コロンボ近郊のアクティビティとして、複数のガイドブックが超オススメしていたボートツアーに行くことにする。多くの野鳥が住むラグーンをボートでめぐるのだ。
予約したほうがよいとのことだったので、町の電話屋からかけてみたが、つながらない。どうやらガイドブックに載っている電話番号が間違っているらしく、ネットカフェで調べた番号でかけなおしてみるとつながった。翌日の午前8時に予約をとった。
当日、この日も朝5時半起床。7時前にバスターミナルから、ニゴンボ行きのバスに乗る。ボートツアーをやっている「ムトゥラジャウェラ・ビジターセンター」には、このバスを途中で下車してそこから徒歩で行ける、とガイドブックには書かれていた。
下車する地点は、トゥデラという場所らしい。バスの車掌に前もってこの場所を伝えておいたのだが、この車掌、乗り込む時にはOK知ってる、という風だったのに、乗り込んでから、知らんわからん、という態度に変わってしまった。焦った私たちは周りの乗客に「トゥデラ?」とか「ムトゥラジャウェラ?」と聞きまくると、同情した何人かの人が、ケイタイでどこかに電話して行き方を調べてくれた。そのうちの1人、賢そうなインド人風のおばさんが、降りる場所を教えてくれたので助かった。

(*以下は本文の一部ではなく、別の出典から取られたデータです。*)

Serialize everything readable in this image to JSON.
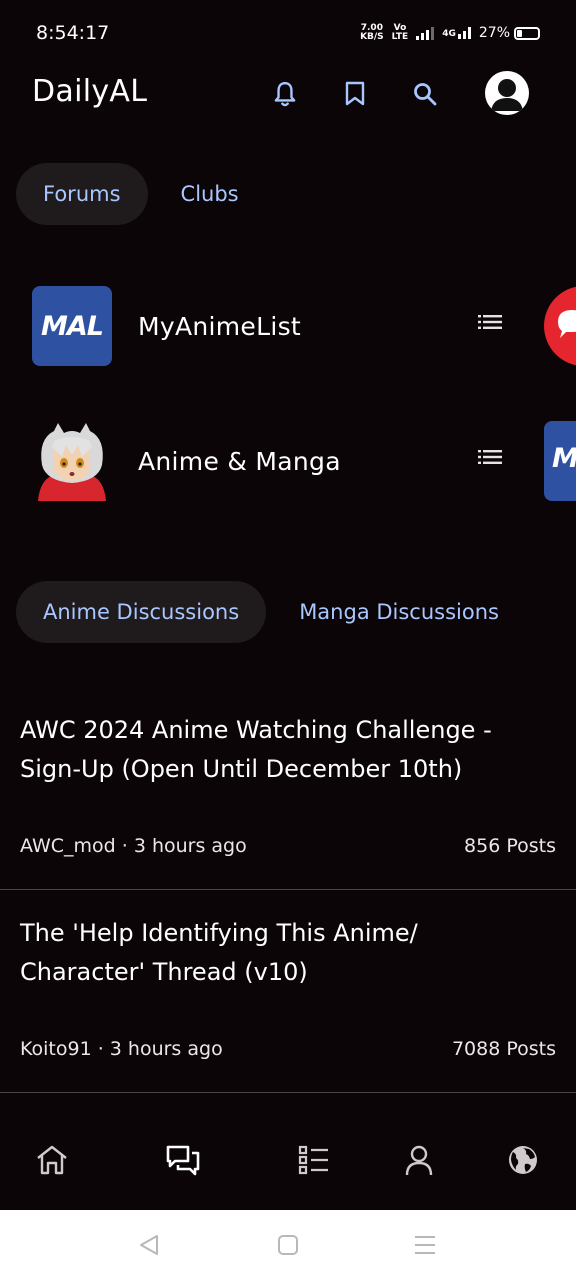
{
  "status_bar": {
    "time": "8:54:17",
    "speed_value": "7.00",
    "speed_unit": "KB/S",
    "volte_top": "Vo",
    "volte_bottom": "LTE",
    "network": "4G",
    "battery_percent": "27%",
    "battery_level": 0.27
  },
  "app_bar": {
    "title": "DailyAL",
    "icons": [
      "bell-icon",
      "bookmark-icon",
      "search-icon",
      "avatar"
    ]
  },
  "forum_tabs": [
    {
      "label": "Forums",
      "active": true
    },
    {
      "label": "Clubs",
      "active": false
    }
  ],
  "forums": [
    {
      "name": "MyAnimeList",
      "logo_text": "MAL"
    },
    {
      "name": "Anime & Manga"
    }
  ],
  "discussion_tabs": [
    {
      "label": "Anime Discussions",
      "active": true
    },
    {
      "label": "Manga Discussions",
      "active": false
    }
  ],
  "topics": [
    {
      "title": "AWC 2024 Anime Watching Challenge - Sign-Up (Open Until December 10th)",
      "meta": "AWC_mod · 3 hours ago",
      "posts": "856 Posts"
    },
    {
      "title": "The 'Help Identifying This Anime/ Character' Thread (v10)",
      "meta": "Koito91 · 3 hours ago",
      "posts": "7088 Posts"
    }
  ],
  "bottom_nav": [
    "home-icon",
    "forum-icon",
    "list-icon",
    "profile-icon",
    "globe-icon"
  ],
  "colors": {
    "background": "#0c0507",
    "accent": "#a9c7ff",
    "mal_blue": "#2e51a2"
  }
}
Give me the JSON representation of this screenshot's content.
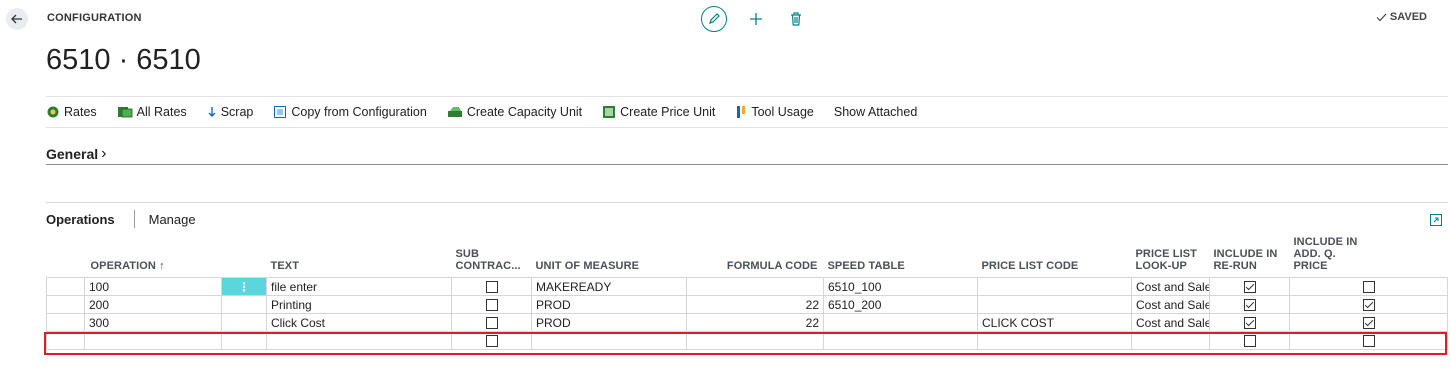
{
  "header": {
    "breadcrumb": "CONFIGURATION",
    "title": "6510 · 6510",
    "status": "SAVED"
  },
  "icons": {
    "back": "back-arrow-icon",
    "edit": "pencil-icon",
    "add": "plus-icon",
    "delete": "trash-icon",
    "saved": "checkmark-icon",
    "expand": "expand-icon"
  },
  "actions": [
    {
      "label": "Rates",
      "icon": "rates-icon"
    },
    {
      "label": "All Rates",
      "icon": "all-rates-icon"
    },
    {
      "label": "Scrap",
      "icon": "arrow-down-icon"
    },
    {
      "label": "Copy from Configuration",
      "icon": "copy-icon"
    },
    {
      "label": "Create Capacity Unit",
      "icon": "capacity-icon"
    },
    {
      "label": "Create Price Unit",
      "icon": "price-unit-icon"
    },
    {
      "label": "Tool Usage",
      "icon": "tool-icon"
    },
    {
      "label": "Show Attached",
      "icon": ""
    }
  ],
  "general": {
    "label": "General",
    "chevron": "›"
  },
  "operations": {
    "tab": "Operations",
    "manage": "Manage",
    "columns": {
      "operation": "OPERATION ↑",
      "text": "TEXT",
      "sub_line1": "SUB",
      "sub_line2": "CONTRAC...",
      "uom": "UNIT OF MEASURE",
      "formula": "FORMULA CODE",
      "speed": "SPEED TABLE",
      "price_code": "PRICE LIST CODE",
      "price_lookup": "PRICE LIST LOOK-UP",
      "rerun_line1": "INCLUDE IN",
      "rerun_line2": "RE-RUN",
      "addq_line1": "INCLUDE IN",
      "addq_line2": "ADD. Q.",
      "addq_line3": "PRICE"
    },
    "rows": [
      {
        "operation": "100",
        "text": "file enter",
        "sub": false,
        "uom": "MAKEREADY",
        "formula": "",
        "speed": "6510_100",
        "price_code": "",
        "price_lookup": "Cost and Sales Prices",
        "rerun": true,
        "addq": false
      },
      {
        "operation": "200",
        "text": "Printing",
        "sub": false,
        "uom": "PROD",
        "formula": "22",
        "speed": "6510_200",
        "price_code": "",
        "price_lookup": "Cost and Sales Prices",
        "rerun": true,
        "addq": true
      },
      {
        "operation": "300",
        "text": "Click Cost",
        "sub": false,
        "uom": "PROD",
        "formula": "22",
        "speed": "",
        "price_code": "CLICK COST",
        "price_lookup": "Cost and Sales Prices",
        "rerun": true,
        "addq": true
      },
      {
        "operation": "",
        "text": "",
        "sub": false,
        "uom": "",
        "formula": "",
        "speed": "",
        "price_code": "",
        "price_lookup": "",
        "rerun": false,
        "addq": false
      }
    ]
  },
  "colors": {
    "accent": "#00838f",
    "selected_cell": "#5bd5de",
    "highlight": "#e01b24"
  }
}
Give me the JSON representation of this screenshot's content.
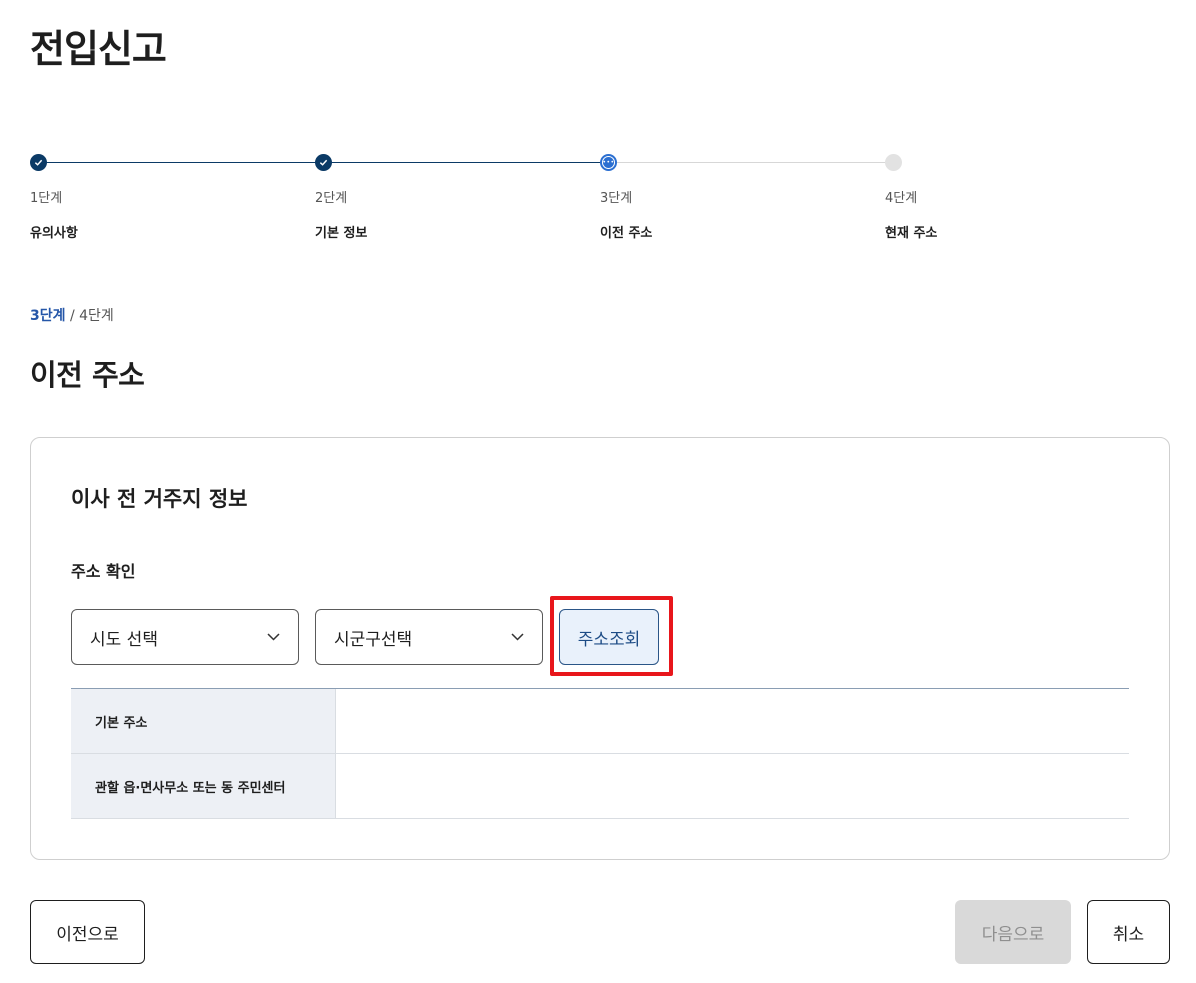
{
  "page": {
    "title": "전입신고"
  },
  "stepper": {
    "steps": [
      {
        "num": "1단계",
        "name": "유의사항",
        "state": "done"
      },
      {
        "num": "2단계",
        "name": "기본 정보",
        "state": "done"
      },
      {
        "num": "3단계",
        "name": "이전 주소",
        "state": "current"
      },
      {
        "num": "4단계",
        "name": "현재 주소",
        "state": "todo"
      }
    ]
  },
  "progress": {
    "current": "3단계",
    "separator": " / ",
    "total": "4단계"
  },
  "section": {
    "title": "이전 주소"
  },
  "card": {
    "title": "이사 전 거주지 정보",
    "field_label": "주소 확인",
    "select_sido": "시도 선택",
    "select_sigungu": "시군구선택",
    "search_button": "주소조회",
    "rows": [
      {
        "label": "기본 주소",
        "value": ""
      },
      {
        "label": "관할 읍·면사무소 또는 동 주민센터",
        "value": ""
      }
    ]
  },
  "actions": {
    "prev": "이전으로",
    "next": "다음으로",
    "cancel": "취소"
  },
  "colors": {
    "accent": "#0b3a66",
    "current_step": "#2b6fd1",
    "highlight": "#e8161b"
  }
}
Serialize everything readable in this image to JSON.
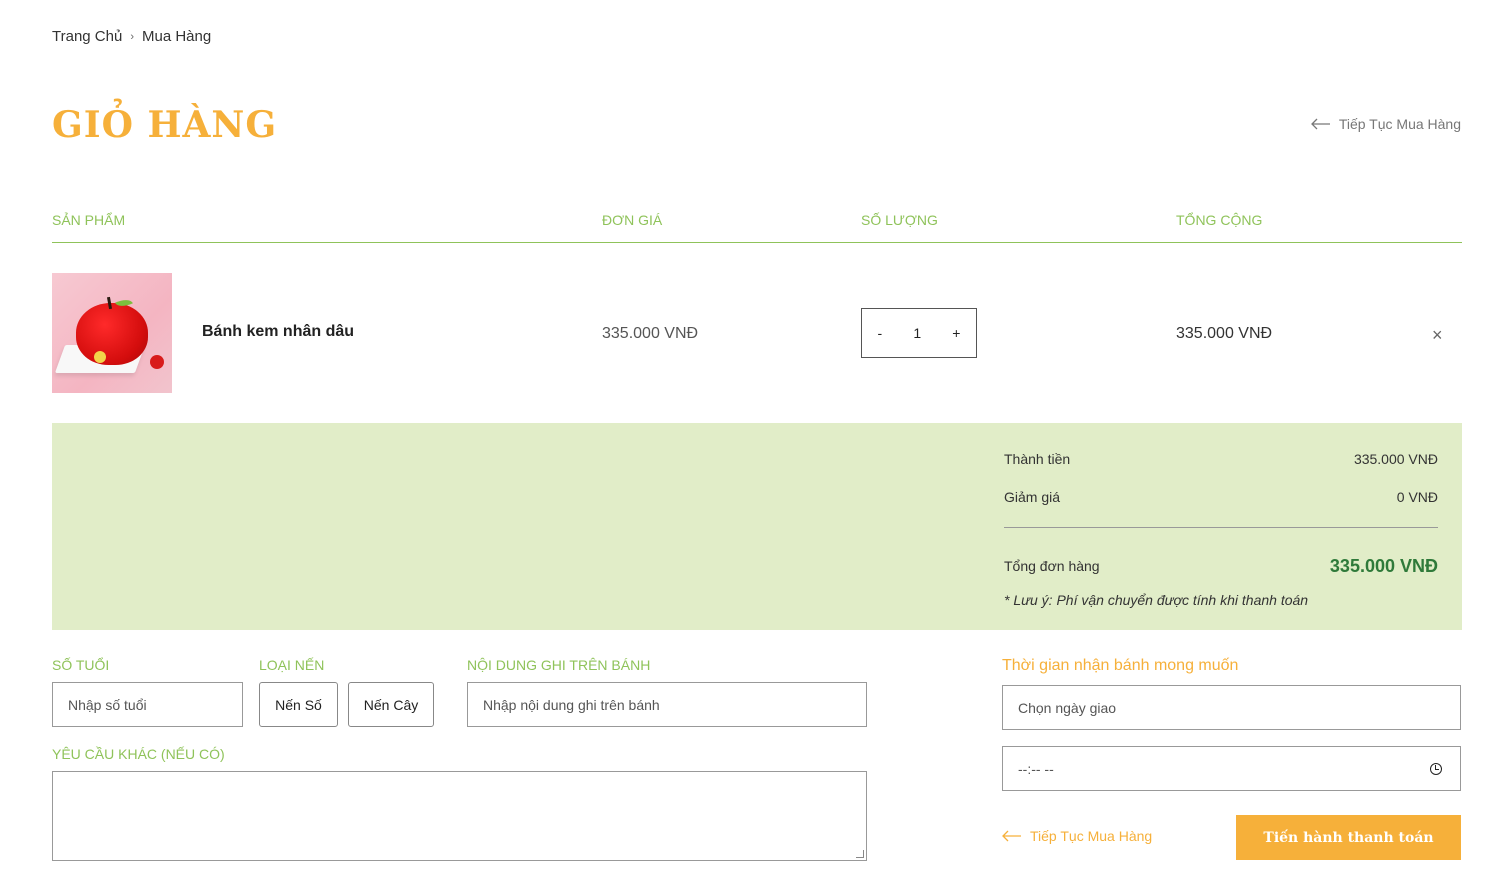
{
  "breadcrumb": {
    "home": "Trang Chủ",
    "separator": "›",
    "current": "Mua Hàng"
  },
  "title": "GIỎ HÀNG",
  "continue_shopping": "Tiếp Tục Mua Hàng",
  "table_headers": {
    "product": "SẢN PHẨM",
    "unit_price": "ĐƠN GIÁ",
    "quantity": "SỐ LƯỢNG",
    "total": "TỔNG CỘNG"
  },
  "cart_item": {
    "name": "Bánh kem nhân dâu",
    "unit_price": "335.000 VNĐ",
    "qty_minus": "-",
    "quantity": "1",
    "qty_plus": "+",
    "total": "335.000 VNĐ",
    "remove": "×"
  },
  "summary": {
    "subtotal_label": "Thành tiền",
    "subtotal_value": "335.000 VNĐ",
    "discount_label": "Giảm giá",
    "discount_value": "0 VNĐ",
    "total_label": "Tổng đơn hàng",
    "total_value": "335.000 VNĐ",
    "note": "* Lưu ý: Phí vận chuyển được tính khi thanh toán"
  },
  "form": {
    "age_label": "SỐ TUỔI",
    "age_placeholder": "Nhập số tuổi",
    "candle_label": "LOẠI NẾN",
    "candle_number": "Nến Số",
    "candle_stick": "Nến Cây",
    "message_label": "NỘI DUNG GHI TRÊN BÁNH",
    "message_placeholder": "Nhập nội dung ghi trên bánh",
    "other_label": "YÊU CẦU KHÁC (NẾU CÓ)",
    "delivery_label": "Thời gian nhận bánh mong muốn",
    "date_placeholder": "Chọn ngày giao",
    "time_placeholder": "--:-- --"
  },
  "checkout_button": "Tiến hành thanh toán",
  "colors": {
    "accent_orange": "#f6b03a",
    "accent_green": "#8fc35a",
    "summary_bg": "#e1edc8",
    "total_green": "#2f7a3a"
  }
}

バスを降り、そこからはずっと道なりに歩いていく。結構遠く、途中でバナナを買って食べたりしながら行く。しかし、いつまでたっても目印の運河にたどり着かない。おかしいなと思って、そのへんの家の人に「ムトゥラジャウェラ?」と聞いてみると、「ここだよ」と言う。つまり、この村の名前がその「ムトゥラジャウェラ」らしいのだが、肝心の「ビジターセンター」は知らないそうだ。まあ、たしかに地元の人にはビジターセンターなんて用事ないんだろう。しかし、どうやらまだ距離がありそうな雰囲気だ。
まだ余裕でバナナの写真とか撮っていた
すでにかなりローカルなエリアで、トゥクトゥクもあまりやって来ない。来てもすでに客を乗せている。なんとか1台のトゥクトゥクをつかまえ、道を聞いた家のおじさんが、行き先をなんだかんだドライバーに説明してくれた。助かった。これでたどり着ける。約束の8時が近づいてきており、焦っていたのだ。
ごみを食らう豚との衝撃的な出会いもあった
が、それは甘かった。このドライバーは最高に安全運転もしくは燃費効率至上主義者のような青年であり、まあそれはいいとして、何かがうまく伝わっていないのか、見当違いの方向に向かっている気がする。ストップストップ。とりあえず、ガイドブックに書いてあるビジターセンターの近くにあるというホテルに行ってもらおう。そのホテル名を告げる。ドライバーは近くの商店のおじさんにそのホテルの位置を確認し、走り出す。やれやれ今度こそ到着できる。8時ちょっと過ぎるけど、仕方ないな。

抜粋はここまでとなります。